Friday, November 2, 2007

Things which are self-evident

Being Aspie means having a rule-bound life. There are certain areas where I just access the "program" in my mind and the job is taken care of. For instance, if I am going to drive to a city north of my city, I access that program with its set of rules, and I don't really have to think about what I am doing--I know which lane to be in and while I pay attention for things that are out of the ordinary, I know I'm not going to surprise anyone by switching lanes at the last minute because I'm following my program for that destination.

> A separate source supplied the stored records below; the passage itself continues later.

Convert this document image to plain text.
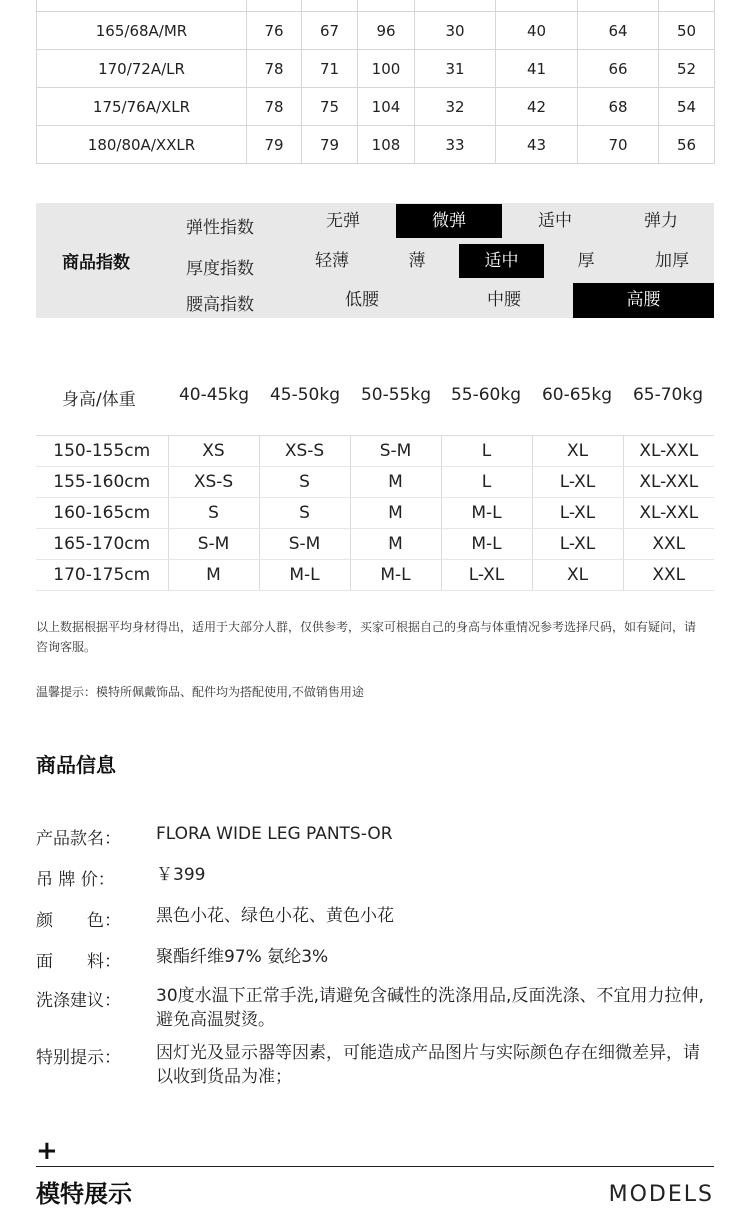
165/68A/MR	76	67	96	30	40	64	50
170/72A/LR	78	71	100	31	41	66	52
175/76A/XLR	78	75	104	32	42	68	54
180/80A/XXLR	79	79	108	33	43	70	56
商品指数
弹性指数	无弹	微弹	适中	弹力
厚度指数	轻薄	薄	适中	厚	加厚
腰高指数	低腰	中腰	高腰
身高/体重	40-45kg	45-50kg	50-55kg	55-60kg	60-65kg	65-70kg
150-155cm	XS	XS-S	S-M	L	XL	XL-XXL
155-160cm	XS-S	S	M	L	L-XL	XL-XXL
160-165cm	S	S	M	M-L	L-XL	XL-XXL
165-170cm	S-M	S-M	M	M-L	L-XL	XXL
170-175cm	M	M-L	M-L	L-XL	XL	XXL
以上数据根据平均身材得出，适用于大部分人群，仅供参考，买家可根据自己的身高与体重情况参考选择尺码，如有疑问，请咨询客服。
温馨提示：模特所佩戴饰品、配件均为搭配使用,不做销售用途
商品信息
产品款名： FLORA WIDE LEG PANTS-OR
吊 牌 价： ￥399
颜　　色： 黑色小花、绿色小花、黄色小花
面　　料： 聚酯纤维97% 氨纶3%
洗涤建议： 30度水温下正常手洗,请避免含碱性的洗涤用品,反面洗涤、不宜用力拉伸,避免高温熨烫。
特别提示： 因灯光及显示器等因素，可能造成产品图片与实际颜色存在细微差异，请以收到货品为准；
+
模特展示	MODELS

But it also means expecting other people to follow the rules. How many times have my husband and I been on a walk, and I start crossing the street in front of a car (not directly--there's some distance). He tries to stop me and I say, "but there's a stop sign there." The stop sign is sufficient for me. That person is going to stop. But NT's don't always follow the rules and I forget that.

There is another place where the lack of NT rule following irritates me, and that's when a set of ideas leads to some really obvious (to me) implications. Take teaching, for instance, which is what I do. If a theory that I adhere to, such as constructivism, suggests that students need to be involved in their own education, then why are we shoving a curriculum down people's throats. If we think that tests are basically bad forms of assessment (in my semiotic perspective, tests are unusually poor representations of a person's knowledge or ability to do something), then why are we testing, for goodness sake??

This tends to make me a bit iconoclastic and also I'm sure I'm not that easy to deal with because my attitude is, if you can't even try to live up to your ideals (which I read as rules) then why have them? I'm trying to be patient. But others would say that I'm simply trying.